Dass dieser für Tatort-Verhältnisse ziemlich ungewöhnliche Schlussakkord des ersten Doppelfolgen-Teils nach dem Abspann dennoch schnell verdaut ist, steht exemplarisch für den Schongang, den der 853. Tatort trotz der beklemmenden Bildsprache einlegt: Wegwerfmädchen Larissa Pantschuk (stark: Emilia Schüle), die einleitend in einer atemberaubend fotografierten Szene wie Phönix aus der Asche einem stinkenden Müllberg entsteigt, wird nach vermeintlicher Rettung durch ihren Vater von Kriminellen in einem Container weggesperrt; die Türen krachen laut ins Schloss, ihr Schicksal als minderjährige Prostituierte scheint besiegelt.

Doch installieren Meletzky und Dähnert diese wortlose Botschaft zugleich als bedrückende Schlusseinstellung des Films? Leider nein. Stattdessen gönnen sie Lindholm und Lover Jan Liebermann (Benjamin Sadler, Mord in der ersten Liga) ein paar weitere, völlig überflüssige Sekunden vor der Kamera, in der sich die beiden freudestrahlend abknutschen und den Zuschauer damit sanft in den Sonntagabend entlassen.

Dieser ärgerlich weichgespülte Ausklang ist die atmosphärisch folgenschwerste mehrerer unnötiger Kitschszenen, die dem düster ausgerichteten Fall um skrupellosen Menschenhandel, Zwangsprostitution und Machtspielchen oft die erzählerische Wucht rauben. Lindholm quält sich und den Zuschauer beim halbherzigen Fußballspielen mit Sohn David und radelt bei strahlendem Sonnenschein verliebt mit Liebermann durch die Gegend, während der undurchsichtige Staatsanwalt von Braun (André Hennicke, Inflagranti) in aller Seelenruhe die Fäden ziehen kann.

Immer wieder bremst das ausführlich illustrierte Privatleben der alleinerziehenden Mutter – ein altbekanntes Dilemma der Lindholm-Folgen – den Krimi spürbar aus, so dass sich Wegwerfmädchen seine Spannung mühsam zurückerarbeiten muss. Als deutlich unterhaltsamer entpuppt sich da die für den Krimiverlauf entscheidende, wenn auch nicht ganz glaubwürdige Nebenhandlung um den rücksichtslosen Hannoveraner Hells Angels-, pardon, Hunnen-Boss Uwe Koschnik (Robert Gallinowski, Stille Wasser), der dem tatverdächtigen Beitrittskandidaten Wolfram Littchen (René Schwittay) einige kriminelle Opfer abverlangt.

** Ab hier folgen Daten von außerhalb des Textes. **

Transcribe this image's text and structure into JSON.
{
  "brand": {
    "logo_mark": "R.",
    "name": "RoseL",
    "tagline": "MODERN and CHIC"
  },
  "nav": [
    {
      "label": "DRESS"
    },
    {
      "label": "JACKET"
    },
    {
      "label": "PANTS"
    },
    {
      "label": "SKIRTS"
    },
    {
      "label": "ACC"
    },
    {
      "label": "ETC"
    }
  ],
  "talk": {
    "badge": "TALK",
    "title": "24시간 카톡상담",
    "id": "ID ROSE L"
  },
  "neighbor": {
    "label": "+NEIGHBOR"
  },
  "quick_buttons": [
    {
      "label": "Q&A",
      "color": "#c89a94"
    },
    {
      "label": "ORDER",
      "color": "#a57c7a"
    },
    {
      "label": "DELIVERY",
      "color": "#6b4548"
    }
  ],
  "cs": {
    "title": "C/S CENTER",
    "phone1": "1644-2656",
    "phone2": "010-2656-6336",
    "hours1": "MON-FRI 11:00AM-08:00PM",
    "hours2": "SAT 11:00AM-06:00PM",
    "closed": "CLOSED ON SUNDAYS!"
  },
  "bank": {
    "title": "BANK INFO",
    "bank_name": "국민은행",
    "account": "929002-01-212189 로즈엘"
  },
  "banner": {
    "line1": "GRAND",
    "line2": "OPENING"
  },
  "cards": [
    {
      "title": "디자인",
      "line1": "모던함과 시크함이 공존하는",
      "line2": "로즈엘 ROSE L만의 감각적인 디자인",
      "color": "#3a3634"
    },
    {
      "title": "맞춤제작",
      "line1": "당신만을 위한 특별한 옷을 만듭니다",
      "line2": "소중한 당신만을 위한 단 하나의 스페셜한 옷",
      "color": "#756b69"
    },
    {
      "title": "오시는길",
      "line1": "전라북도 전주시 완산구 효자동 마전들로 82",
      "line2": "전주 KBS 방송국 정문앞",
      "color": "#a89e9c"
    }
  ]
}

So steht unter dem Strich ein sehenswerter, aber nur bedingt überzeugender Tatort, der zwar Lust auf die Fortsetzung Das goldene Band macht, das Potenzial seiner Story aber nie ganz ausschöpft.

Bewertung: 6/10

Todesschütze

Folge: 852 | 2. Dezember 2012 | Sender: MDR | Regie: Johannes Grieser
Bild: MDR/Junghans
So war der Tatort:

Zivilcouragiert.

Und damit nah dran an realen Schreckensbeispielen wie dem Fall Dominik Brunner, der 2009 an einer Bahnstation in München-Solln zum Opfer eines tödlichen Gewaltverbrechens wurde (vgl. Gegen den Kopf). Pünktlich zur Erstausstrahlung von Todesschütze gab Simone Thomalla, die als Hauptkommissarin Eva Saalfeld wieder gemeinsam mit Andreas Keppler (Martin Wuttke) auf Tätersuche in Leipzig geht, aber auch ihre eigene Erfahrung zu Protokoll: In einer Bahn griff sie einst beherzt ein, als eine junge Frau von zwei Männern attackiert wurde, aber dank Thomallas Einsatz mit dem Schrecken davon kam.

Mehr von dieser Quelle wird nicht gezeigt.